Steam Boiler Blowdown
The purpose of steam boiler blowdown is to remove sludge, suspended solids and dissolved solids (TDS). Sludge is formed by either precipitated hardness salts or corrosion products carried back from the condensate system. A sudden increase in the sludge level may indicate that there is a problem with the water softener or condensate contamination. The TDS (total dissolved solids) is a measure of all the minerals dissolved in the water and in the case of the boiler water is a mixture of natural TDS present in the incoming water and additional TDS from the treatment chemicals. As steam is raised, pure water is evaporated, leaving the TDS behind in the boiler water which becomes increasingly concentrated. Initially this is beneficial since it allows the treatment chemicals to become more concentrated and offer better protection to the boiler but eventually, if unchecked, the water would become so concentrated that its surface tension increases and steam bubbles can no longer escape freely, resulting in foaming and carryover. Foaming will impair the removal of heat from the boiler tubes and thus put them at risk of overheating and failure.
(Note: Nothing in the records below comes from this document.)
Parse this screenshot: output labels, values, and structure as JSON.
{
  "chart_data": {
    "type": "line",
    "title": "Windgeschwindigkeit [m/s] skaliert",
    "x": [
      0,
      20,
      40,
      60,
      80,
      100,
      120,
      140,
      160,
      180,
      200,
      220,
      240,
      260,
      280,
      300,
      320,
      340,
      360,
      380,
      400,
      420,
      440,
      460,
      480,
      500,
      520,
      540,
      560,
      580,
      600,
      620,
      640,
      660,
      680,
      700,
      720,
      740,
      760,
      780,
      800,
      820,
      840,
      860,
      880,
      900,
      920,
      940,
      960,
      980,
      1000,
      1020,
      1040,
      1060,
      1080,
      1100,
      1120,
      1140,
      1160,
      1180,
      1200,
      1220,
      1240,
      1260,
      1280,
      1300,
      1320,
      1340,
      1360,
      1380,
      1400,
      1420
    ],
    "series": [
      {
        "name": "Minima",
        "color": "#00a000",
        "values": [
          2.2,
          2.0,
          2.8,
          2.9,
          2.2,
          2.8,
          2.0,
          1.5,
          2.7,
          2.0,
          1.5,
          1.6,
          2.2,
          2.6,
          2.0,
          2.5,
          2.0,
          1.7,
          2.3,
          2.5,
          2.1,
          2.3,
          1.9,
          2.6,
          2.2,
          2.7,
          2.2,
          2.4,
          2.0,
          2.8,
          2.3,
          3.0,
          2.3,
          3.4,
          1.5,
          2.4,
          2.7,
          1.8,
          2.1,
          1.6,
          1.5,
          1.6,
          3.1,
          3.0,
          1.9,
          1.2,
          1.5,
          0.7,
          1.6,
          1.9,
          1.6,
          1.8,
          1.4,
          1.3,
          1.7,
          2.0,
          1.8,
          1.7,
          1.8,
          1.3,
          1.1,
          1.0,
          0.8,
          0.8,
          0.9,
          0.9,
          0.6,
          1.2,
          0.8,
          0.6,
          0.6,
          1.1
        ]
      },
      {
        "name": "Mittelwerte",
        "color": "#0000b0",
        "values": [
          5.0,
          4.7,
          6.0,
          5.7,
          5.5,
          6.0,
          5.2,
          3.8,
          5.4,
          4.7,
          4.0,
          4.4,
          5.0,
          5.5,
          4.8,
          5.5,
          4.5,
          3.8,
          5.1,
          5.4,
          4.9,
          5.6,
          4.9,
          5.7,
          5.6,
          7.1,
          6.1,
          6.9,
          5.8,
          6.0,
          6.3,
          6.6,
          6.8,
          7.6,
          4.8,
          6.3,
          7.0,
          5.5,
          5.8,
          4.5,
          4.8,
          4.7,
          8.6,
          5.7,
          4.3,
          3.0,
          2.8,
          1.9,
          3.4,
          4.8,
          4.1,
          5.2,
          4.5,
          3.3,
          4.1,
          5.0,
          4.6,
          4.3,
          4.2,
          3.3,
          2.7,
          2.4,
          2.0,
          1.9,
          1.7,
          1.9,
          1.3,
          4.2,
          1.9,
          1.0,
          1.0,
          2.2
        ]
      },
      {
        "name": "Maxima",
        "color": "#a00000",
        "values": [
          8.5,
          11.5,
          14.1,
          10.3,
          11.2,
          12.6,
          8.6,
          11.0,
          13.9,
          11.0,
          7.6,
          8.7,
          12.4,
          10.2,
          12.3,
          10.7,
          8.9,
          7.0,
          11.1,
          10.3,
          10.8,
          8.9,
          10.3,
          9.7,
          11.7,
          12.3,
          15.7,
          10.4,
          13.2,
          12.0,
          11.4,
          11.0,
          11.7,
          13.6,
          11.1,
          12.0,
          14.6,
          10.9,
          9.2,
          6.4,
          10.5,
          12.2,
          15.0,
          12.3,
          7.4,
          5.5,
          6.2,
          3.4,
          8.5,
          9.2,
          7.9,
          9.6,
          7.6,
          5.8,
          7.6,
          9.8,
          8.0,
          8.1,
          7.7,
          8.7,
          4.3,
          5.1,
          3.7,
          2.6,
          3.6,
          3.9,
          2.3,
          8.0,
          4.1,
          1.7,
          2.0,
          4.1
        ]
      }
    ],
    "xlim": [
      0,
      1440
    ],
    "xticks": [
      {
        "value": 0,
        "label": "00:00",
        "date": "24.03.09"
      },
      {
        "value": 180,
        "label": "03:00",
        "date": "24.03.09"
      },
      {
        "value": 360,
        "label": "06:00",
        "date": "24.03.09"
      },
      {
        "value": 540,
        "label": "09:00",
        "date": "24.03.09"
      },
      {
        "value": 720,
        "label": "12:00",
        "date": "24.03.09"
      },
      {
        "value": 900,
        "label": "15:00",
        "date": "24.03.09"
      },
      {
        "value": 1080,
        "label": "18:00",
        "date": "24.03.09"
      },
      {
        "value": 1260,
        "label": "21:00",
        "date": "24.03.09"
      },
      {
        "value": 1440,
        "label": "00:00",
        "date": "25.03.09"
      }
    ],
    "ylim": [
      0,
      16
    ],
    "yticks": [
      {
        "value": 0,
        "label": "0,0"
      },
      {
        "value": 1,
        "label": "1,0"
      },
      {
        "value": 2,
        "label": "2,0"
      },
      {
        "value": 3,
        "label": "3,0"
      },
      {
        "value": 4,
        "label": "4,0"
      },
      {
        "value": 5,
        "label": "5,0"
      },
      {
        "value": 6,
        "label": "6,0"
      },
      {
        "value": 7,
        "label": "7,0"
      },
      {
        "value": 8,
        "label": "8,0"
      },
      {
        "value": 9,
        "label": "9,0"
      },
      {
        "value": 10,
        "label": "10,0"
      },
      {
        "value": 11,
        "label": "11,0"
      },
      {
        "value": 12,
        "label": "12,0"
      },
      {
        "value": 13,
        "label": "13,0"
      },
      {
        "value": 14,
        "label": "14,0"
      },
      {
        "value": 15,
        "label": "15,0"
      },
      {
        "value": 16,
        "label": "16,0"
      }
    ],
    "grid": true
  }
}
Carryover is where boiler water, with all its TDS, is carried into the steam system along with the steam. It should be avoided since it can result in product contamination and damage to steam-side equipment. In order to prevent foaming and carryover, the build-up of the boiler TDS needs to be controlled by removing concentrated boiler water via blowdown and replacing it with fresh water with a lower TDS. The guidance in BS2486 indicates that for most shell boilers that the TDS should be limited to a maximum 3500mg/l. However, in certain circumstances it may be necessary to maintain a lower TDS if carryover is to be avoided (particularly where the boiler has a small steam space or the raw water is particularly high in alkalinity). Blowdown is essential to remove sludge and maintain steam purity but it is important to ensure that unnecessary blowdown is avoided since it wastes energy. Depending on the boiler pressure every 3–4% blowdown equates to 1% of the fuel cost. In order to control the TDS effectively, the boiler should be fitted with an efficient auto-blowdown system which continuously monitors the boiler TDS and adjusts the blowdown accordingly. Because the TDS probe is in an extreme environment, it is likely that the TDS reading will drift considerably over time, so the control system will need regular testing and recalibration. The boiler water tests should include a measurement of TDS which can be used to adjust any automatic blowdown system. Wherever possible, the auto-blowdown system should incorporate a correctly sized flash vessel and heat recovery system which can potentially recover up to 80% of the energy in the blowdown and save on make-up water by returning flash steam to the hotwell. As well as the automatic TDS control blowdown, it is necessary to periodically operate the bottom blowdown valve, both to ensure it is operational and also to help remove any accumulated sludge. Where there is no significant sludge build-up, a single short blowdown of no more than 5 seconds per day is sufficient. If this needs to be increased in order to help purge a build-up of sludge resulting from a contamination problem, this is best achieved by several short blowdowns at periods of low fire rather than one long one.